Le mois dernier, le Premier ministre chinois Wen Jiabao s'est rendu en Birmanie pour signer une rafale d'accords commerciaux, financiers, énergétiques, scientifiques et technologiques. L'Inde est le quatrième partenaire commercial de la Birmanie, derrière la Thaïlande, la Chine et Singapour. Le pays est notamment présent dans l'énergie: deux entreprises publiques font partie d'un consortium travaillant à l'extraction de gaz naturel au large de l'Etat d'Arakan, dans l'ouest du pays.

Les organisations de défense des droits de l'Homme ont sévèrement critiqué la décision de l'Inde d'accorder la légitimité d'une visite d'Etat officielle à celui qui est considéré comme un paria dans de nombreux pays occidentaux. "M. Singh devrait exprimer publiquement une critique de principe sur le truquage des lois électorales en Birmanie et sur les restrictions persistantes des libertés fondamentales", a déclaré Elaine Pearson, directrice pour l'Asie de l'organisation Human Rights Watch (HRW).

La junte, au pouvoir depuis près de cinquante ans, a prévu des élections législatives cette année. Mais la communauté internationale dénonce depuis des mois un processus qui exclut la prix Nobel de la Paix Aung San Suu Kyi.

Dans une lettre ouverte à Manmohan Singh, la Fédération internationale des droits de l'Homme, qui représente 164 organisations dans le monde, a estimé que des rencontres de haut niveau entre l'Inde et la Birmanie "servent à perpétuer la dictature militaire en Birmanie".

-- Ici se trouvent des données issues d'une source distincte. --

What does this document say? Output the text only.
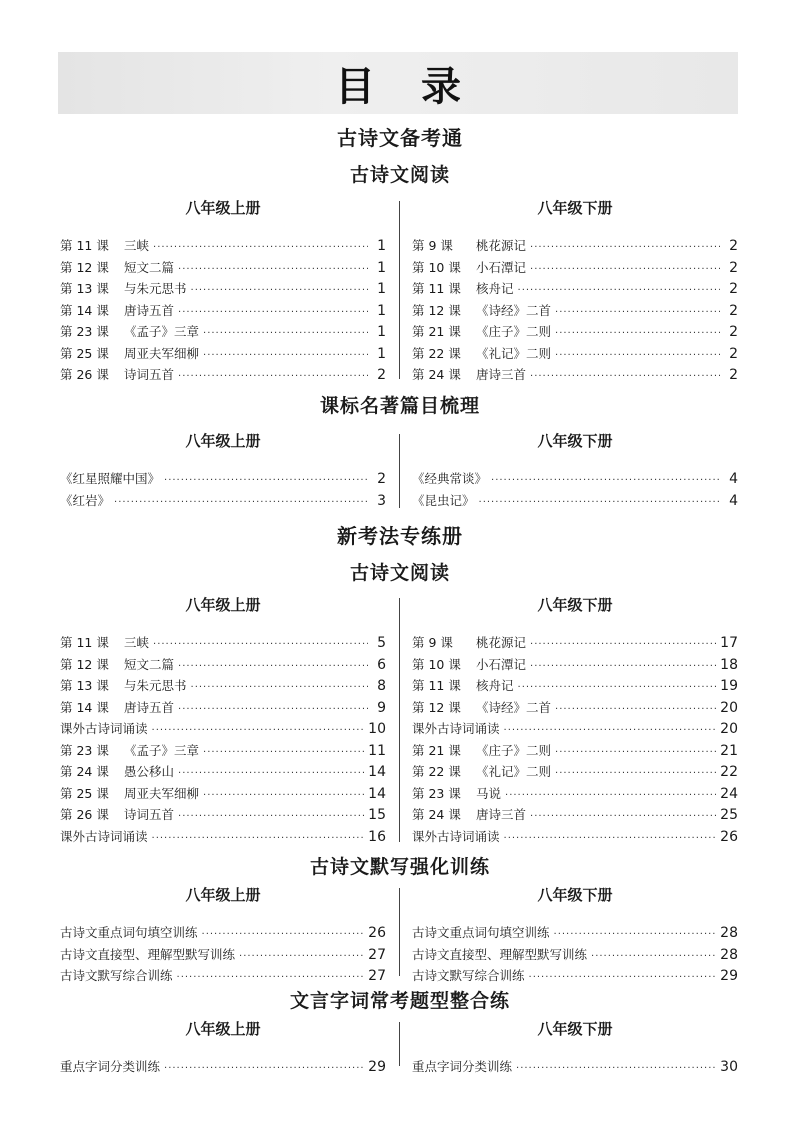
目录
古诗文备考通
古诗文阅读
八年级上册
第 11 课 三峡 ·····	1
第 12 课 短文二篇 ·····	1
第 13 课 与朱元思书 ·····	1
第 14 课 唐诗五首 ·····	1
第 23 课 《孟子》三章 ·····	1
第 25 课 周亚夫军细柳 ·····	1
第 26 课 诗词五首 ·····	2
八年级下册
第 9 课 桃花源记 ·····	2
第 10 课 小石潭记 ·····	2
第 11 课 核舟记 ·····	2
第 12 课 《诗经》二首 ·····	2
第 21 课 《庄子》二则 ·····	2
第 22 课 《礼记》二则 ·····	2
第 24 课 唐诗三首 ·····	2
课标名著篇目梳理
八年级上册
《红星照耀中国》 ·····	2
《红岩》 ·····	3
八年级下册
《经典常谈》 ·····	4
《昆虫记》 ·····	4
新考法专练册
古诗文阅读
八年级上册
第 11 课 三峡 ·····	5
第 12 课 短文二篇 ·····	6
第 13 课 与朱元思书 ·····	8
第 14 课 唐诗五首 ·····	9
课外古诗词诵读 ·····	10
第 23 课 《孟子》三章 ·····	11
第 24 课 愚公移山 ·····	14
第 25 课 周亚夫军细柳 ·····	14
第 26 课 诗词五首 ·····	15
课外古诗词诵读 ·····	16
八年级下册
第 9 课 桃花源记 ·····	17
第 10 课 小石潭记 ·····	18
第 11 课 核舟记 ·····	19
第 12 课 《诗经》二首 ·····	20
课外古诗词诵读 ·····	20
第 21 课 《庄子》二则 ·····	21
第 22 课 《礼记》二则 ·····	22
第 23 课 马说 ·····	24
第 24 课 唐诗三首 ·····	25
课外古诗词诵读 ·····	26
古诗文默写强化训练
八年级上册
古诗文重点词句填空训练 ·····	26
古诗文直接型、理解型默写训练 ·····	27
古诗文默写综合训练 ·····	27
八年级下册
古诗文重点词句填空训练 ·····	28
古诗文直接型、理解型默写训练 ·····	28
古诗文默写综合训练 ·····	29
文言字词常考题型整合练
八年级上册
重点字词分类训练 ·····	29
八年级下册
重点字词分类训练 ·····	30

Lundi, une centaine de manifestants se sont rassemblés dans la capitale indienne pour protester contre la venue du chef de la junte, décrit sur des banderoles comme un dictateur militaire et un "meurtrier d'innocents".

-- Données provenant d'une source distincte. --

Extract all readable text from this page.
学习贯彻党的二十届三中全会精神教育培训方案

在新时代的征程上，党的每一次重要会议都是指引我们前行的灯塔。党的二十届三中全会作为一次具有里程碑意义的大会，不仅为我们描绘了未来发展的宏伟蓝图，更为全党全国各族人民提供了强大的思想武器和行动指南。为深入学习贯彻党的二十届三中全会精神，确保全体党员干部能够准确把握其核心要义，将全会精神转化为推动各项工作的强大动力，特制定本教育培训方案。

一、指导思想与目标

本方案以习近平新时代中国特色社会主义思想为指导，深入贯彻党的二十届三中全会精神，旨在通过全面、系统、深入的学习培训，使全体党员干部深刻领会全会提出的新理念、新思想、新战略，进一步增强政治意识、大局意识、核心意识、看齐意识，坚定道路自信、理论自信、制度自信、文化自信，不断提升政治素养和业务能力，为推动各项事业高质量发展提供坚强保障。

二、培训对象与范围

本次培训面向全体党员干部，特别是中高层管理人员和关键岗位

La Birmanie est soumise à des sanctions économiques de la part des Etats-Unis et de l'Union européenne, qui lui reprochent ses violations des droits de l'Homme et le maintien en détention d'Aung San Suu Kyi. L'efficacité de ces mesures est cependant très atténuée par les investissements réguliers des voisins de la Birmanie.

 

Giles Hewitt, AFP, in Aujourd'hui l'Inde, le 28 juillet 2010.